51. Another deep ache
FIFTY-ONE
ANOTHER DEEP ACHE
HARLOW
I drop my stuff next to the block. It’s a little after seven now, so I know that gives me enough time to swim until I don’t feel so stressed anymore.
Even though it’s technically after practice hours, Coach Bradford gave me the okay to stay and told me he’d be in his office if I needed anything. Lennon also told me to call her if I change my mind but having the pool to myself is serene and I know that I'll be able to tune out the last few weeks and especially the last twenty-four hours.
I know Shep was hurt, but I also thought maybe he’d understand my position. I appreciated his text, but I just don’t really know what to think. Right now, swimming is exactly what I need. Plus, it’s not like it’ll hurt to get in an extra practice before my first official meet swimming butterfly before break next week.
Even thinking about Thanksgiving sends an ache through me. I wonder if Shep will change his mind about wanting to spend the holiday with me. I guess it’s a good thing he invited me over tonight. At least he still wants to see me and maybe we can figure all this out then.
I start swimming and after a few minutes, I slip into this peace of being able to only think about my strokes and breathing. I focus on my future and my hopes of carrying on to possibly train and qualify for the Olympics.
I think about what that would be like for Shep and I, and how it would work with his program at the precinct. It’s the realization that I’m naturally including him in my future that fills me with another deep ache. I don’t like being at odds with him. Why can’t I just let him protect me the way he wants? I try to clear my mind again and focus on my strokes knowing we can talk about all of this when he picks me up, but his face doesn’t leave my thoughts.
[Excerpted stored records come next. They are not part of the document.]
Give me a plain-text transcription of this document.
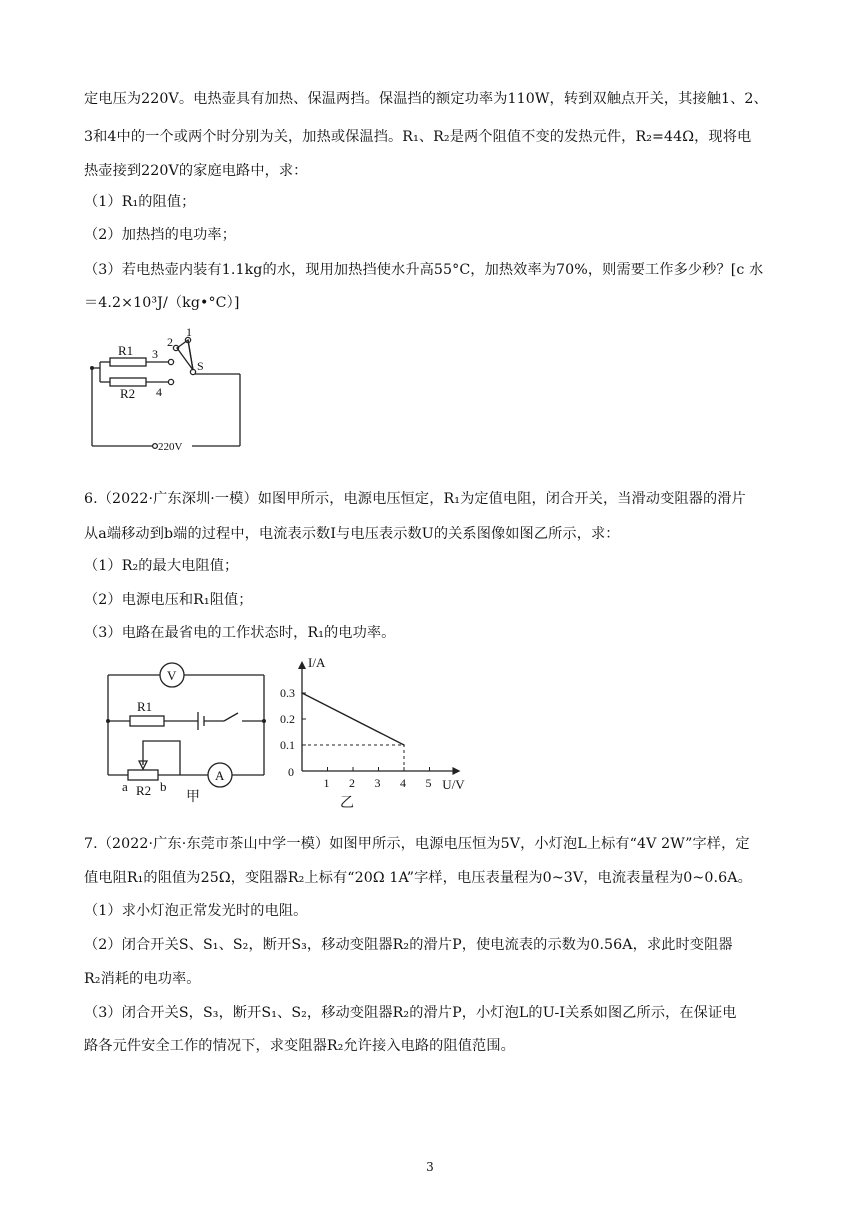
定电压为220V。电热壶具有加热、保温两挡。保温挡的额定功率为110W，转到双触点开关，其接触1、2、
3和4中的一个或两个时分别为关，加热或保温挡。R₁、R₂是两个阻值不变的发热元件，R₂=44Ω，现将电
热壶接到220V的家庭电路中，求：
（1）R₁的阻值；
（2）加热挡的电功率；
（3）若电热壶内装有1.1kg的水，现用加热挡使水升高55°C，加热效率为70%，则需要工作多少秒？[c 水
＝4.2×10³J/（kg•°C）]
R1
R2
1
2
3
4
S
220V
6.（2022·广东深圳·一模）如图甲所示，电源电压恒定，R₁为定值电阻，闭合开关，当滑动变阻器的滑片
从a端移动到b端的过程中，电流表示数I与电压表示数U的关系图像如图乙所示，求：
（1）R₂的最大电阻值；
（2）电源电压和R₁阻值；
（3）电路在最省电的工作状态时，R₁的电功率。
V
R1
A
a R2 b
甲
I/A
U/V
0
1 2 3 4 5
0.1
0.2
0.3
乙
7.（2022·广东·东莞市茶山中学一模）如图甲所示，电源电压恒为5V，小灯泡L上标有“4V 2W”字样，定
值电阻R₁的阻值为25Ω，变阻器R₂上标有“20Ω 1A”字样，电压表量程为0~3V，电流表量程为0~0.6A。
（1）求小灯泡正常发光时的电阻。
（2）闭合开关S、S₁、S₂，断开S₃，移动变阻器R₂的滑片P，使电流表的示数为0.56A，求此时变阻器
R₂消耗的电功率。
（3）闭合开关S，S₃，断开S₁、S₂，移动变阻器R₂的滑片P，小灯泡L的U-I关系如图乙所示，在保证电
路各元件安全工作的情况下，求变阻器R₂允许接入电路的阻值范围。
3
After another set of laps, I stop at the end of the lane to get a sip of water. The athletic center is dark except for the few overhead lights illuminating the pool deck. Shep should be here by now, but maybe he got caught up at work.
I take a deep breath and drop back under the water and swim a few more laps, hoping that he’ll be here shortly. As I get towards the other end of the pool, I hear the door opening when I turn my head for a breath.
My heart jolts that Shep is here and all I can think about is jumping out of the pool and hugging him. All I want is to make up and go back to his place. I continue swimming towards the pair of shoes that are now at the end of the lane, getting more and more excited. I pop my head up out of the water and my stomach drops.
“I thought I might find you here,” Beckett’s voice comes out slurred and hissed.
No, no, no. This isn’t happening.
I try to push away from the wall to create some distance with us, but he grabs the top of my swim cap before I can. I’m still able to pull away from him as the cap comes off in his hand, but he grabs my hair with his other, pulling me back to the edge. With his face almost touching mine, I can smell the alcohol wafting off of his breath.
“You thought you could just get rid of me?” He finishes his sentence and the next thing I know, he’s shoving my head under water before I can scream out.
I immediately start to panic. Where is Shep? Would Coach Bradford be able to hear me yelling?
He pulls me up again, and I gasp for air. “You think you can just ruin my life?”
I can’t even register his words as he pushes me back down under the water, but a realization hits me that if I want to try and get out of this, I need to calm down. When he finally pulls me up again, I gulp in a large breath before he shoves me back under. I can hear his garbled yells coming from above the surface and I try my best to focus on slowing down my heart while holding my breath. Maybe he just wants to scare me, but then the reality that he’s drunk and I’m alone hits me.
He pulls me up out of the water again and laughs. It’s dark and sinister. “You stupid bitch. Now who’s going to save you?” I open my mouth to finally try screaming out for help, but he rears his other hand back and slaps me across the face. The sudden action causes me to sharply inhale and ruins my chance at getting another good breath in before he shoves me back under the water. This time, the panic starts to set in and I feel frantic.
Laura was right. I should’ve known Beckett would escalate. Robin told me I should consider doing more to protect myself but I didn’t listen. Shep said I should’ve taken out a restraining order but I shut that down, and now I’m going to die because of it.
Holy shit, I’m going to die. I didn’t even get to truly start my life with Shep. What about Lennon? My parents? Margot?
Suddenly everything in me kicks into fight or flight. I start thrashing in the water, smacking at Beckett, but he just pulls me out of the water and shoves me back under, faster, harder. I can’t even attempt to catch my breath anymore, and on the last time, water gets into my mouth causing me to cough and choke.
Beckett doesn’t bring me out of the water again and his grip on my hair becomes more forceful, my scalp prickling with pain, but then the sensations start to fade and everything goes numb. I can’t feel it anymore. I can’t feel...anything. I think I’m drowning.
Beckett’s last words echo in my mind and clash in my head with the lyrics of the song I’ve been listening to over and over since my first talk with Laura.
If anyone could’ve saved me, it would have been Shep. It should have been Shep. But it’s too late now.
And I didn’t even get to tell him that I love him.